Starting list — additions welcome as we research:

  • Co-Intelligence by Epistemic Technology — agentic AI in Obsidian, the source URL that originally sat in this stub.
  • Templater — community templating layer, instructive for how it handles user-authored JS extensions.
  • Dataview — the query language for vault data; a study in surface design constraints.
  • QuickAdd — command-and-template chaining; relates to our Filestarter direction.
  • Smart Connections — semantic search, relates to how we’d build retrieval inside the farm.
  • Obsidian Linter — prescriptive markdown formatter, useful as a counterpoint to the lenient frontmatter approach we use.
  • Excalidraw — embeds a non-trivial canvas inside Obsidian; useful for understanding modal limits.
  • Tasks — task management with embedded query shape; relates to the “any markdown is data” thesis.
  • Periodic Notes — date-driven note creation, relates to our daily-changelog conventions.
  • Memos — atomic-note style; instructive for how it handles a parallel surface to the main editor.

Evaluation dimensions

For each plugin, capture:

  • Core thesis — what is the plugin’s strongest single idea?
  • Modal/command UX — how does it expose its surface? What’s the keystroke economy?
  • Settings shape — how complex, how nested, how discoverable?
  • AI footprint, if any — how do they handle local vs hosted models, streaming, citations?
  • Frontmatter handling — strict, lenient, ignored?
  • Cross-plugin compatibility — does it play nicely with Dataview, Templater, the rest?
  • What we’d borrow — concrete patterns worth lifting into our farm.
  • What we’d skip — patterns that conflict with our values or that the user shouldn’t have to learn.

Output shape

  • Per-plugin notes in context-v/explorations/<plugin-name>.md — short writeups, frontmatter-tagged so the eventual site can render them.
  • A summary blueprint at context-v/blueprints/Patterns-from-the-Obsidian-Plugin-Ecosystem.md — the cross-cutting takeaways, suitable for any future content-farm plugin author.
  • A public essay on lossless.group — the same content, edited for an outside reader.

Scope guards (what this plan is not)

  • Not a popularity contest. Install count and star count are inputs, not the decision.
  • Not exhaustive. 10–15 plugins is plenty; reading 50 doesn’t produce 50× the insight.
  • Not a benchmark.
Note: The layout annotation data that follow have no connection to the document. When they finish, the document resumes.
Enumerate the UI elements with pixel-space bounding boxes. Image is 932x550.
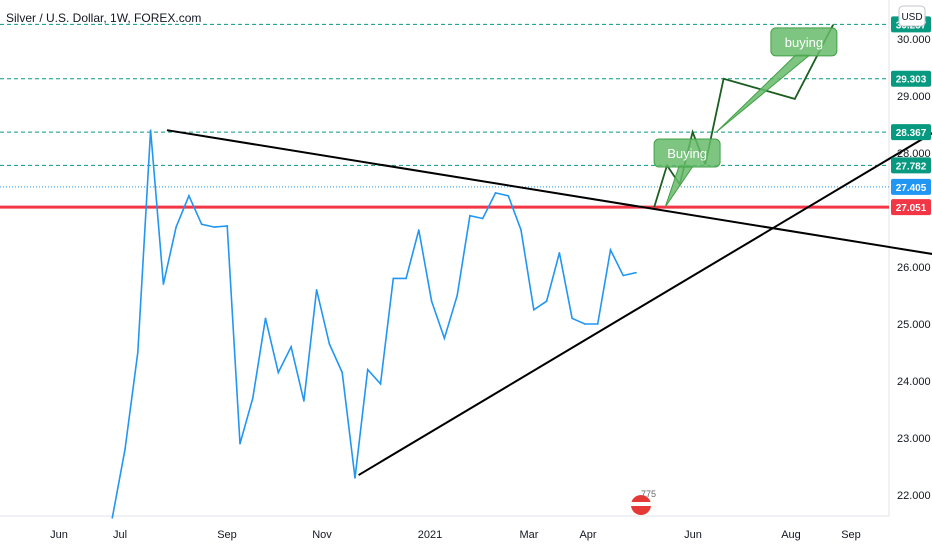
level-label-box <box>891 124 931 141</box>
trendlines <box>166 129 932 476</box>
callout-box <box>653 138 721 168</box>
price-point <box>584 323 586 325</box>
price-point <box>456 294 458 297</box>
watermark-text: 775 <box>641 489 656 499</box>
price-point <box>558 251 561 254</box>
callouts: Buying buying <box>653 27 838 208</box>
price-series <box>111 129 637 519</box>
price-point <box>137 351 139 354</box>
price-point <box>405 277 407 280</box>
callout-1[interactable]: Buying <box>653 138 721 208</box>
level-label-text: 27.782 <box>896 161 927 172</box>
price-point <box>392 277 395 280</box>
x-tick-label: Jul <box>113 529 127 541</box>
x-tick-label: Sep <box>841 529 861 541</box>
price-point <box>226 225 229 227</box>
callout-label: buying <box>785 35 823 50</box>
flag-stripe-icon <box>631 502 651 506</box>
x-tick-label: Apr <box>579 529 596 541</box>
level-label-box <box>891 199 931 216</box>
y-tick-label: 24.000 <box>897 376 931 388</box>
price-point <box>188 194 190 197</box>
price-point <box>111 517 114 519</box>
trendline-ascending-support[interactable] <box>358 131 932 476</box>
price-point <box>596 323 599 325</box>
y-tick-label: 26.000 <box>897 262 931 274</box>
price-point <box>379 383 382 385</box>
time-axis[interactable]: Jun Jul Sep Nov 2021 Mar Apr Jun Aug Sep <box>50 529 861 541</box>
currency-button-label[interactable]: USD <box>901 12 922 23</box>
y-tick-label: 29.000 <box>897 91 931 103</box>
trendline-descending-resistance[interactable] <box>166 129 932 255</box>
price-point <box>635 271 637 274</box>
y-tick-label: 30.000 <box>897 34 931 46</box>
watermark-logo: 775 <box>631 489 656 515</box>
price-point <box>507 194 510 197</box>
price-point <box>328 343 331 345</box>
price-point <box>571 317 573 320</box>
x-tick-label: Jun <box>684 529 702 541</box>
price-point <box>545 300 548 303</box>
x-tick-label: Sep <box>217 529 237 541</box>
price-point <box>200 223 203 226</box>
y-tick-label: 22.000 <box>897 490 931 502</box>
x-tick-label: Mar <box>520 529 539 541</box>
callout-2[interactable]: buying <box>715 27 838 133</box>
x-tick-label: Aug <box>781 529 801 541</box>
price-point <box>609 249 612 251</box>
currency-button-frame[interactable] <box>898 5 926 27</box>
price-point <box>213 226 216 228</box>
price-point <box>341 371 343 374</box>
callout-label: Buying <box>667 146 707 161</box>
y-tick-label: 25.000 <box>897 319 931 331</box>
price-point <box>290 346 292 348</box>
price-point <box>366 368 369 371</box>
level-label-text: 27.051 <box>896 203 927 214</box>
y-tick-label: 23.000 <box>897 433 931 445</box>
price-point <box>315 289 318 291</box>
projection-path-2 <box>704 24 834 165</box>
level-label-text: 29.303 <box>896 75 927 86</box>
callout-box <box>770 27 838 57</box>
price-point <box>251 397 254 399</box>
level-label-box <box>891 178 931 195</box>
level-label-text: 27.405 <box>896 183 927 194</box>
currency-button[interactable]: USD <box>898 5 926 27</box>
price-point <box>622 274 625 277</box>
price-point <box>162 283 165 285</box>
chart-title: Silver / U.S. Dollar, 1W, FOREX.com <box>6 11 201 25</box>
level-label-box <box>891 157 931 174</box>
price-point <box>264 317 267 320</box>
price-point <box>418 229 420 231</box>
price-line <box>111 130 637 518</box>
price-point <box>443 337 446 340</box>
price-point <box>481 217 484 220</box>
x-tick-label: Jun <box>50 529 68 541</box>
level-label-text: 28.367 <box>896 128 927 139</box>
price-point <box>149 129 152 131</box>
price-point <box>494 192 497 194</box>
x-tick-label: 2021 <box>418 529 442 541</box>
price-point <box>430 300 433 303</box>
price-point <box>520 229 522 231</box>
price-point <box>277 371 280 374</box>
price-point <box>303 400 305 402</box>
price-point <box>469 214 471 217</box>
price-point <box>533 308 535 311</box>
y-tick-label: 28.000 <box>897 148 931 160</box>
price-point <box>239 442 241 445</box>
price-point <box>175 226 177 228</box>
x-tick-label: Nov <box>312 529 332 541</box>
price-point <box>354 477 356 479</box>
level-label-box <box>891 70 931 87</box>
price-point <box>124 448 126 451</box>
We’re studying ideas and patterns, not measuring performance.

Status

Draft. Seed list captured; no plugins studied yet. Next step is picking the first three and writing their explorations/ notes.

Cross-references

  • astro-knots skill — patterns we’d want to teach future plugin authors are also future Astro Knots blueprint material.
  • pseudomonorepos/references/content-rollup.md — the explorations/ notes will roll up to the splash via the same loader pattern.